Здесь курят или не курят?
Здесь не курят.
— Частная жизнь — это та яма, куда пришло время нырнуть. Ничего не поделаешь, дружок. Се ля ви…
— Меня ничего не интересует, кроме благополучия моей семьи и моих детей. Погрузиться с головой в частную жизнь? А что — это выход. Я и семья, вот что самое главное. Как-то сохранить, сберечь… Еще можно сберечь-то?
— Нищебродам рай в шалаше.
— Но я ничего не хочу. Мне ничего не нужно ни от кого. Меня интересует только моя семья. Личное благополучие. А что в этом плохого?
Разговоры у стойки.
Герман Дорф и прислушивался, и не слышал их. Он заказал себе еще один двойной скотч.
Та яма…
Пришло время нырять…
Ничего не поделаешь, дружок.
Он покинул бар и вышел на залитую огнями Петровку, в темноту осенней ночи. Подошел к своему внедорожнику, сел за руль. Он смотрел на себя в зеркало заднего вида. Видел и не видел себя.
Но смотрел зорко.
Потом он полез в карман пиджака и достал пистолет. Взвесил его на руке. Заглянул в черное дуло-зрачок.
Затем сунул пистолет в бардачок.
Улица Петровка сияла, как новогодняя елка, — все так красиво, так богато.
Скотч разливался по жилам Германа Дорфа, как сладкий яд.
Как отрава этой жизни, что зовется частной.
Глава 33
Первая жена
Петр Алексеевич Кочергин созерцал из окна скользкие от влаги плитки патио. Мглистые сумерки за окном, рассвет ноябрьский в дожде. Голые сучья высоких деревьев, мокрые кусты в саду.
В доме — уютно и тепло, но он не ощущал тепла. Хотелось выйти под дождь в это хмурое ноябрьское утро.

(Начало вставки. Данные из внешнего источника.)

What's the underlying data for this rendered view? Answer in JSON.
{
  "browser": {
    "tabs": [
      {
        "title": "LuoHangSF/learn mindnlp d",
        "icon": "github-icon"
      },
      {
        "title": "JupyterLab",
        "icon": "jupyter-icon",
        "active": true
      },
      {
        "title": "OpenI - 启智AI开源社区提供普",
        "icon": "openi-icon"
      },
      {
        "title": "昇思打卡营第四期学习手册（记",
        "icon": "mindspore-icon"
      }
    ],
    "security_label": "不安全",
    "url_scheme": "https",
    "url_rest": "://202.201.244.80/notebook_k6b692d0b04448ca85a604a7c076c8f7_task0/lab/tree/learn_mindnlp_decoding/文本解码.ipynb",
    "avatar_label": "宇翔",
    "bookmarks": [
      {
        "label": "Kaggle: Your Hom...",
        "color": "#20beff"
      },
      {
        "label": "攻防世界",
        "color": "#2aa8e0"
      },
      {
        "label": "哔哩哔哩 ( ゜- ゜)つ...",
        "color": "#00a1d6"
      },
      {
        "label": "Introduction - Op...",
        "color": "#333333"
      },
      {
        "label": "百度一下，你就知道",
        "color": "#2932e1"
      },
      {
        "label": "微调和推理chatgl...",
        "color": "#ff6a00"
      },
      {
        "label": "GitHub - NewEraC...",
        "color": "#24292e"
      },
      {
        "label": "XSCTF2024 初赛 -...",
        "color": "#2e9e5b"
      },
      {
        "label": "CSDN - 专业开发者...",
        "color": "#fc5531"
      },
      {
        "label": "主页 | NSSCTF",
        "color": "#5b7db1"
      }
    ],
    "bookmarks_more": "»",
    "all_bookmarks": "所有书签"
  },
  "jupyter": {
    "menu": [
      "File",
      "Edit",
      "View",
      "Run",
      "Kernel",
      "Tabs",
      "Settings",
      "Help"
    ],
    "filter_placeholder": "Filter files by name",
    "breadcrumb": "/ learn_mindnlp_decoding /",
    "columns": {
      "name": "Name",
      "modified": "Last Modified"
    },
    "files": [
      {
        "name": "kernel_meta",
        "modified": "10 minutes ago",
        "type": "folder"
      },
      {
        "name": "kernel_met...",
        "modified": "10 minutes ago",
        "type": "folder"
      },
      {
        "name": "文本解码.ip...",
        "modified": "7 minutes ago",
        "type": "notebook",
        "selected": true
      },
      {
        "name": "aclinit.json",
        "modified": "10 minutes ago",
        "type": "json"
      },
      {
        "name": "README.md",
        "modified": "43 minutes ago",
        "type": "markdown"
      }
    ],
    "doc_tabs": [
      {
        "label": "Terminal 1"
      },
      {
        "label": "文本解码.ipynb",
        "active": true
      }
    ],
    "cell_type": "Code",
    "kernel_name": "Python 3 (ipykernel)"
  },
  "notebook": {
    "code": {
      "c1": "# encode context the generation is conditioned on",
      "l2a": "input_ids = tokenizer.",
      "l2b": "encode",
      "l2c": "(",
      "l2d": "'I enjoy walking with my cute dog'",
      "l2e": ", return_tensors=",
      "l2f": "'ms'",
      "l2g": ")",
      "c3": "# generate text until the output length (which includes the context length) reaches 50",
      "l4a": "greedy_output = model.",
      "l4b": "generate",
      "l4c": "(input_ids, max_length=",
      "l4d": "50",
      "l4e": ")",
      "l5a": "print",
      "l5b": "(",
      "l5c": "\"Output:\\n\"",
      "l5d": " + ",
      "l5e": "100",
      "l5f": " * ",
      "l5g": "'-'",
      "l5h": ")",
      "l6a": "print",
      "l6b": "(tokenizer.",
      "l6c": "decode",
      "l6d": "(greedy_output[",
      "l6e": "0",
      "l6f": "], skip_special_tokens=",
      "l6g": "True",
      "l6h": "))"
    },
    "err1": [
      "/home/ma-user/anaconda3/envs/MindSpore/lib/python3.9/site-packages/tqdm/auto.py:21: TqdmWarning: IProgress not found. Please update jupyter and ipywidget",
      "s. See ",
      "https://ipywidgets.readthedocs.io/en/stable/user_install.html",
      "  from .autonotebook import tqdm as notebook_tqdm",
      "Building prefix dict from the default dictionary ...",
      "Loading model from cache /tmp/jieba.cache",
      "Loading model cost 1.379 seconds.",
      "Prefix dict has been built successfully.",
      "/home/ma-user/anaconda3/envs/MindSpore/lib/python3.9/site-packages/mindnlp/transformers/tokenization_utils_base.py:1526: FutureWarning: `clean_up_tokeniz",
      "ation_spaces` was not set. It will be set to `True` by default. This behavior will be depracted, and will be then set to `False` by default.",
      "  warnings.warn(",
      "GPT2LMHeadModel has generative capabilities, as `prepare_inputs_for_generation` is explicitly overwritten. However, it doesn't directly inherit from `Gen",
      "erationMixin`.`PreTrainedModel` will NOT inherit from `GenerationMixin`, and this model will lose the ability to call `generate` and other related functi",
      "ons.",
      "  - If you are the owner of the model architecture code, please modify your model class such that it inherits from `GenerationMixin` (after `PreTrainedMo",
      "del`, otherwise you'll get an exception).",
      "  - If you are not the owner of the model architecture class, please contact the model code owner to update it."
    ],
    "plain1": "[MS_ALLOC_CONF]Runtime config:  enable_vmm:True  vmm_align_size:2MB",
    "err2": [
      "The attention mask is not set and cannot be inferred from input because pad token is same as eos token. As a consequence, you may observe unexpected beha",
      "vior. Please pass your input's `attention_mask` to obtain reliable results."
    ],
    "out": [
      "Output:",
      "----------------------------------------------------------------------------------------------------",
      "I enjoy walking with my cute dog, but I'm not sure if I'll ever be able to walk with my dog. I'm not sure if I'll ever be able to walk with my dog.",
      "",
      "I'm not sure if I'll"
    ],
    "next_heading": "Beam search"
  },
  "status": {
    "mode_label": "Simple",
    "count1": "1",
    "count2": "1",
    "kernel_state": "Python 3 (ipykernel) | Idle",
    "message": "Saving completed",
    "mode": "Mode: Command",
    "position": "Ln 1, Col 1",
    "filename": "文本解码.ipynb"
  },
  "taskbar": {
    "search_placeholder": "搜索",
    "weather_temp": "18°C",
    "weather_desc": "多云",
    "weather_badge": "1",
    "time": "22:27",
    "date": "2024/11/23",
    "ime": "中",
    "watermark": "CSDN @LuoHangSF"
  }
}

Выйти, прогуляться на своих двоих, а не проехаться в кресле по дорожкам сада.
Дождь, дождь, осень…
И тот случай тоже произошел осенью, в ноябре, так что это почти что юбилей. Годовщина…
Они ехали с женой Мариной в машине. В тот вечер они не ругались, не грызлись, как это бывало прежде. Они возвращались из Театра эстрады, где слушали Михаила Жванецкого. У Марины было отличное настроение, она то и дело улыбалась, вспоминая остроты сатирика.
Его красавица жена Марина, его первая жена…
Петр Алексеевич вспомнил себя молодым — такой нескладный, долговязый, тонкошеий, но у него были способности, да, он имел способности, коммерческую жилку. Поэтому Марина — красавица Марина и обратила на него внимание. И вышла за него. А он начал заниматься бизнесом, чтобы обеспечить в первую очередь ее. Чтобы она ни в чем не нуждалась и имела возможность купить все, что пожелает. Да, обеспечить именно ее — свою ветреную красавицу жену, а не семью, не детей.
В те времена он думал исключительно о своей красавице жене. Он был безмерно влюблен в нее.
И позже тоже, но уже иные мысли приходили ему в голову.
Когда он понял, что жена изменяет ему…
Изменяет направо и налево, потому что…
Он ведь делал все, все для нее! А она начала от него гулять.
Такой уж характер — ничего не попишешь. Зов плоти. Тело у его жены было такое стройное, знойное — столько страсти, столько пыла и жара она генерировала в себе. Одного мужа, его, Петра Алексеевича, ей явно не хватало. И она заводила себе любовников. И когда дети подросли… И потом, когда они уже совсем выросли. Годы не сказывались на его красавице жене, она лишь созревала, как южный плод, делаясь все красивее и утонченнее, как выдержанное вино. И любовников у нее лишь прибавлялось.
Как это Рая ее называет — Мессалина? Распутница Мессалина. Вот кем была его первая жена.
Но он любил ее без памяти.
Данила — копия матери. Тот же темперамент в нем, та же страсть. Он пробует мир на вкус, на кончике языка, он тестирует эту жизнь, не боясь последствий.
Петр Алексеевич закрыл глаза — тот вечер после Театра эстрады, когда они ехали домой.
Кто же знал, что так выйдет — грохот, лязг металла, звон стекла. Дорожная авария.
И вот теперь он расхлебывает ее последствия. Он женат вторично. И женат на сестре Марины. Рая… Раиса Павловна снизошла до него, когда он там, на больничной койке, обездвиженный и беспомощный, уже обдумывал, как бы это поскорее все закончить. Как распрощаться с этим миром.
После смерти первой жены, изменявшей ему, он размышлял о самоубийстве.
Да, да, да, это правда.
А Рая… Раиса Павловна отвела от него эти мысли. Назвала его своим мужем, помогла.
И как же он ненавидит ее…
Как же он ненавидит и свою первую жену Марину, растоптавшую все, все, все.
Все лучшее, все самое святое. Его любовь…
Петр Алексеевич глядел в окно.
Там, за окном, словно метелки, мотались на осеннем ветру кусты.